WALNUT CREEK, CA–It is better to be looked over than overlooked, Mae West supposedly said. These are words of wisdom for genome data-miners of today. Data that goes unnoticed, despite its widespread availability, can reveal extraordinary insights to the discerning eye. Such is the case of a systematic analysis by the U.S. Department of Energy Joint Genome Institute (DOE JGI) of the massive backlog of microbial genome sequences from the public databases. The survey identified genes that kill the bacteria employed in the sequencing process and throw a microbial wrench in the works. It also offers a possible strategy for the discovery of new antibiotics. These findings are published in the Oct. 19 edition of the journal Science.
In nature, promiscuous microbes share genetic information so readily that using genes to infer their species position on the evolutionary tree of life was thought to be futile. Now, researchers at DOE JGI have characterized barriers to this gene transfer by identifying genes that kill the recipient bacterium upon transfer, regardless of the type of bacterial donor. These lethal genes also provide better reference points for building phylogenic trees–the means to verify evolutionary relationships between organisms.
“At DOE JGI, we are responsible for producing and making publicly available genomes from hundreds of different microbes, most of which are relevant to advancing the frontiers of bioenergy, carbon cycling, and bioremediation,” said Eddy Rubin, DOE JGI Director. “We realized that sequencing a genome is like conducting a massive experiment in gene transfer.

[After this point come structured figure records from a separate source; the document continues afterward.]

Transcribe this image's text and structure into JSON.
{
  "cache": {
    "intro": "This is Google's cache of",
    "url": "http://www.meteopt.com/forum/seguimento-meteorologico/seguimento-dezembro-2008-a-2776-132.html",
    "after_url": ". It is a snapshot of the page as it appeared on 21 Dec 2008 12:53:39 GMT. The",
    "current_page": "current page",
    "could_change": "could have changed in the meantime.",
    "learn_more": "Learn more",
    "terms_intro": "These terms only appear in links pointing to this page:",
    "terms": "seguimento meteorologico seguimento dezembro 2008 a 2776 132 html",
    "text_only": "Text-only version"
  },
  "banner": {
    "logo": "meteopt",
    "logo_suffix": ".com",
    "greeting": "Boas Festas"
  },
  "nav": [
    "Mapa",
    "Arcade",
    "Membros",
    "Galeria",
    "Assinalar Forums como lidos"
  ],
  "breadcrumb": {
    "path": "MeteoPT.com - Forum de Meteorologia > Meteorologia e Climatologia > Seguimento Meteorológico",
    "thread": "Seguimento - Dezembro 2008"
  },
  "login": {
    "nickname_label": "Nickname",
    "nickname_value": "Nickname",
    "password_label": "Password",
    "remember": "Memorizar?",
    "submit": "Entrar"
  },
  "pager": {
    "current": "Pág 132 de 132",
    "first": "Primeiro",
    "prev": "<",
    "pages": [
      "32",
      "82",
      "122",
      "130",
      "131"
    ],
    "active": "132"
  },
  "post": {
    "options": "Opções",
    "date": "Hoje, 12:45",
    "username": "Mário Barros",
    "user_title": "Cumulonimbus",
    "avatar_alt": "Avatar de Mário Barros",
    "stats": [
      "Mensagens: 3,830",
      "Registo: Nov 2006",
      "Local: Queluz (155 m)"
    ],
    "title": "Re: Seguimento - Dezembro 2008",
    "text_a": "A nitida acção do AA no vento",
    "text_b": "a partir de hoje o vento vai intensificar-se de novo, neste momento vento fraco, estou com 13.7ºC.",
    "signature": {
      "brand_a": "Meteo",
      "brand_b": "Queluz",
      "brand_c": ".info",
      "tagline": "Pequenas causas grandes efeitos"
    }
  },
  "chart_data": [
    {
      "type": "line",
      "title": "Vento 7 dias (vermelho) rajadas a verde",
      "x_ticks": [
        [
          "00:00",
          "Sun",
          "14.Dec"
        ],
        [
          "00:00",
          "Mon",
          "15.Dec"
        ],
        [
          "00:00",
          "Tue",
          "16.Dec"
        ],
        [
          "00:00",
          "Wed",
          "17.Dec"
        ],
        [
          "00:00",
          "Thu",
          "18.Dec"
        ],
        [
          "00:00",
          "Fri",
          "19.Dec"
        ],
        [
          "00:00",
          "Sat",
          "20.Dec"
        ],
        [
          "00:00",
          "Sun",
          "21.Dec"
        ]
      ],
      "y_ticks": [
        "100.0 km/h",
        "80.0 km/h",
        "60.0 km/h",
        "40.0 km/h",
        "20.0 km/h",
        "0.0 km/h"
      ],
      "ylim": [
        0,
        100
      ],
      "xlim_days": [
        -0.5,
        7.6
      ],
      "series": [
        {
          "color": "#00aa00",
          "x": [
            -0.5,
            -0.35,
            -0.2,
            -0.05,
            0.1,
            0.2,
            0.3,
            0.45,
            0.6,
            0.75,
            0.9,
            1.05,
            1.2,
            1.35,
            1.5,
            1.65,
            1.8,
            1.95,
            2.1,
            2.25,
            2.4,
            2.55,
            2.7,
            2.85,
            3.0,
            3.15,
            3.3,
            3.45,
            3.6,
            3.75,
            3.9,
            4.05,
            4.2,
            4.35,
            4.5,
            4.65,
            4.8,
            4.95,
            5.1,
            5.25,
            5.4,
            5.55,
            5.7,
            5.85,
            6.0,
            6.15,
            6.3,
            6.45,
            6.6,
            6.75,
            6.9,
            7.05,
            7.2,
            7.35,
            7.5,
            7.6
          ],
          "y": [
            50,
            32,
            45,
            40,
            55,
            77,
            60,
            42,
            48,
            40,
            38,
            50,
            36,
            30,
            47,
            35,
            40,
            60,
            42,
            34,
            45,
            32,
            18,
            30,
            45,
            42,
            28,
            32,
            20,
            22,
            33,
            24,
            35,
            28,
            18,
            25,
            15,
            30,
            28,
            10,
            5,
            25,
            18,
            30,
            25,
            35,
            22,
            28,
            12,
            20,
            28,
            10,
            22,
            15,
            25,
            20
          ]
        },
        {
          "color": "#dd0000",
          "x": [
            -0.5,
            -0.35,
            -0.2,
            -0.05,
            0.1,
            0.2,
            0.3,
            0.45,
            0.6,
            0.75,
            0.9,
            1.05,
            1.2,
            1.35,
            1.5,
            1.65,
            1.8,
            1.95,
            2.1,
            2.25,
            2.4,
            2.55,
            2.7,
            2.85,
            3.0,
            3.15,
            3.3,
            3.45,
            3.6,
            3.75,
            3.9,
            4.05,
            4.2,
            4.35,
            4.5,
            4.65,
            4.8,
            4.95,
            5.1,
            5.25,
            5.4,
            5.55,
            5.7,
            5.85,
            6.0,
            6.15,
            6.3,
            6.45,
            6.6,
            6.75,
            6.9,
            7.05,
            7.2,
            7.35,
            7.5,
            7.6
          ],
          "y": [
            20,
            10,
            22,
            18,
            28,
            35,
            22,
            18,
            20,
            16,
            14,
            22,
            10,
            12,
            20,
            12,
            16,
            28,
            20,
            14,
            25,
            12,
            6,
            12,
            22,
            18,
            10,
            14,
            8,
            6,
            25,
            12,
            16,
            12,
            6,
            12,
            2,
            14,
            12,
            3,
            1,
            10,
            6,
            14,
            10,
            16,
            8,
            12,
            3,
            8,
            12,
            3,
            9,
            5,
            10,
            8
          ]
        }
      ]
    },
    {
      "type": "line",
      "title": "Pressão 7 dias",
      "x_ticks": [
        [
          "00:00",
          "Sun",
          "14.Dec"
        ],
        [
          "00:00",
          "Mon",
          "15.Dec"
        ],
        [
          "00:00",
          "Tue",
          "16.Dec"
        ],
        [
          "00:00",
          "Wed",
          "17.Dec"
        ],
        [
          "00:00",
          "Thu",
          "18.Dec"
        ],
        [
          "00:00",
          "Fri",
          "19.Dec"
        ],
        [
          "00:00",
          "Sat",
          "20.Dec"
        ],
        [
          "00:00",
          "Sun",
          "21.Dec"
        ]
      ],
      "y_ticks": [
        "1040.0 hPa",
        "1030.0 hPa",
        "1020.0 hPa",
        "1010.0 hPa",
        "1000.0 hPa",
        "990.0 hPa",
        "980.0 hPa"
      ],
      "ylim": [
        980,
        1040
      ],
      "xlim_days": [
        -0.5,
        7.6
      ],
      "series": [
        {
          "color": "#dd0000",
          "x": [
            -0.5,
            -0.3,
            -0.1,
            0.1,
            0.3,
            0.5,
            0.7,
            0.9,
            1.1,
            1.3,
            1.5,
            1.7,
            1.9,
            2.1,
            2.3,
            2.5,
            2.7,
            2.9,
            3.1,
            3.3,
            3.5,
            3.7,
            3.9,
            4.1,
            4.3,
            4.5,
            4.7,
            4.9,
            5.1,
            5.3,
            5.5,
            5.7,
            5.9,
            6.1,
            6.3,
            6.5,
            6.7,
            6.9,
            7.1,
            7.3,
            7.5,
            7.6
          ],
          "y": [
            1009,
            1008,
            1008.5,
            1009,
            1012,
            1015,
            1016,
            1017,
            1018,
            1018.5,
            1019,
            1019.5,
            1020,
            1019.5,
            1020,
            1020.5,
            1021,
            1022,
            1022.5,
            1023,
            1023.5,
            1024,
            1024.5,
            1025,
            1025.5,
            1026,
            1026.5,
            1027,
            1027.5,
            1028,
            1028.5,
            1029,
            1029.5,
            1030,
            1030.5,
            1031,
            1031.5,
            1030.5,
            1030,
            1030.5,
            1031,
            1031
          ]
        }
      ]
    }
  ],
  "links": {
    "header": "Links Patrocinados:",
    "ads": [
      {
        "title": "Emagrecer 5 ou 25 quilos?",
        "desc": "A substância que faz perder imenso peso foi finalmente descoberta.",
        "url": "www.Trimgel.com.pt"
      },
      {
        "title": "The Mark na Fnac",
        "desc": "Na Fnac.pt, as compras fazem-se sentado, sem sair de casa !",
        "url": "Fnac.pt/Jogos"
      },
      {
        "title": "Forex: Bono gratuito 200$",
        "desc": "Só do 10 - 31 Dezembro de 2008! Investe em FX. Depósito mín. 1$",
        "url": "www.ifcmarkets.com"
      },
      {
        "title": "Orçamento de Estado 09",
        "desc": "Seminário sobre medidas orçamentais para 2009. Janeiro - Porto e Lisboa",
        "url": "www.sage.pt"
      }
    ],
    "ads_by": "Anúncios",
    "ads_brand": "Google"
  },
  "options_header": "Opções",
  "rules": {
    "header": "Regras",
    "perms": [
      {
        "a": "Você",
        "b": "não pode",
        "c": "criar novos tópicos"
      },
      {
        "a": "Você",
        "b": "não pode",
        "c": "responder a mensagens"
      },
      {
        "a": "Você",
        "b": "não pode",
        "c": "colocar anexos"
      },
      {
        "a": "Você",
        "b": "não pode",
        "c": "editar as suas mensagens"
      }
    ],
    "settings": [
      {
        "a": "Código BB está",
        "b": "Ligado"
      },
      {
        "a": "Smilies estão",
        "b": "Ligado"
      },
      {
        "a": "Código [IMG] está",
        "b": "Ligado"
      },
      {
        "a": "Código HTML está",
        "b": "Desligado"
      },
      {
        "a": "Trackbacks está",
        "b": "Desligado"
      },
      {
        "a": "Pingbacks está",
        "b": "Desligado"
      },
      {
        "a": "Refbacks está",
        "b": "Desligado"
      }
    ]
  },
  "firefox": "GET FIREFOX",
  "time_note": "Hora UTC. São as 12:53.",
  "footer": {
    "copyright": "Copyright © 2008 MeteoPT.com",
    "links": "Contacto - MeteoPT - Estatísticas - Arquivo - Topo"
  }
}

By checking which genes could not be sequenced, we discovered barriers to transfer.”
The industrial-scale “shotgun” DNA sequencing strategy typically involves sheering the organism’s DNA into manageable fragments, and then inserting these fragments into a disarmed strain of E. coli, which is used as an enrichment culture–to grow up vast amounts of the target DNA. The team led by Rubin showed that this sequencing process mimics the transmission of DNA from one organism to another, a mechanism called horizontal gene transfer. This phenomenon occurs in nature, allowing one organism to acquire and use genes from other organisms. While this is an extremely rare event in animals, it does occur frequently in microorganisms and is one of the main sources for the rapid spread of antibiotic resistance among bacteria.
“When you sequence a genome, you never get the whole genome reconstructed in one pass,” said Rubin. “You always get gaps in the assembly. This is annoying, expensive, and compels us to close the gaps and finish the puzzle so that we could tell the story behind the sequence. Our breakthrough was in understanding that gaps occur because some genes cannot be transferred to E. coli–because they are lethal.”
So Rubin and his colleagues sifted through more than nine billion nucleotides to assess gaps in 80 different genomes. They found that the same genes, over and over again, caused these gaps, meaning that they could not be transferred into the E. coli.
“We use the bits that people usually throw away, the gaps of information keeping us from finishing an assembly,” Rubin said. “We identified a set of genes that, if you add another copy or you tweak its expression, the host dies.
“The genes we categorized, while providing us a lesson in the evolutionary history of the organism, now suggest a short-cut for finishing genomes,” Rubin said. “In addition, it offers a new strategy for screening molecules that may represent the next generation of broad-spectrum antibiotics. We expect that many organisms, not just E. coli, are susceptible to being killed if they take up certain genes that are over-expressed. We have strong evidence that most microbes behave like that.”
Authors on the Science study include Rubin’s postdoctoral fellow and lead author Rotem Sorek, Yiwen Zhu, Pilar Francino, as well as Peer Bork and Christopher Creevey from the European Molecular Biology Laboratory, Heidelberg, Germany.
The U.S. Department of Energy Joint Genome Institute, supported by the DOE Office of Science, unites the expertise of five national laboratories — Lawrence Berkeley, Lawrence Livermore, Los Alamos, Oak Ridge, and Pacific Northwest — along with the Stanford Human Genome Center to advance genomics in support of the DOE missions related to clean energy generation and environmental characterization and cleanup. DOE JGI’s Walnut Creek, CA, Production Genomics Facility provides integrated high-throughput sequencing and computational analysis that enable systems-based scientific approaches to these challenges.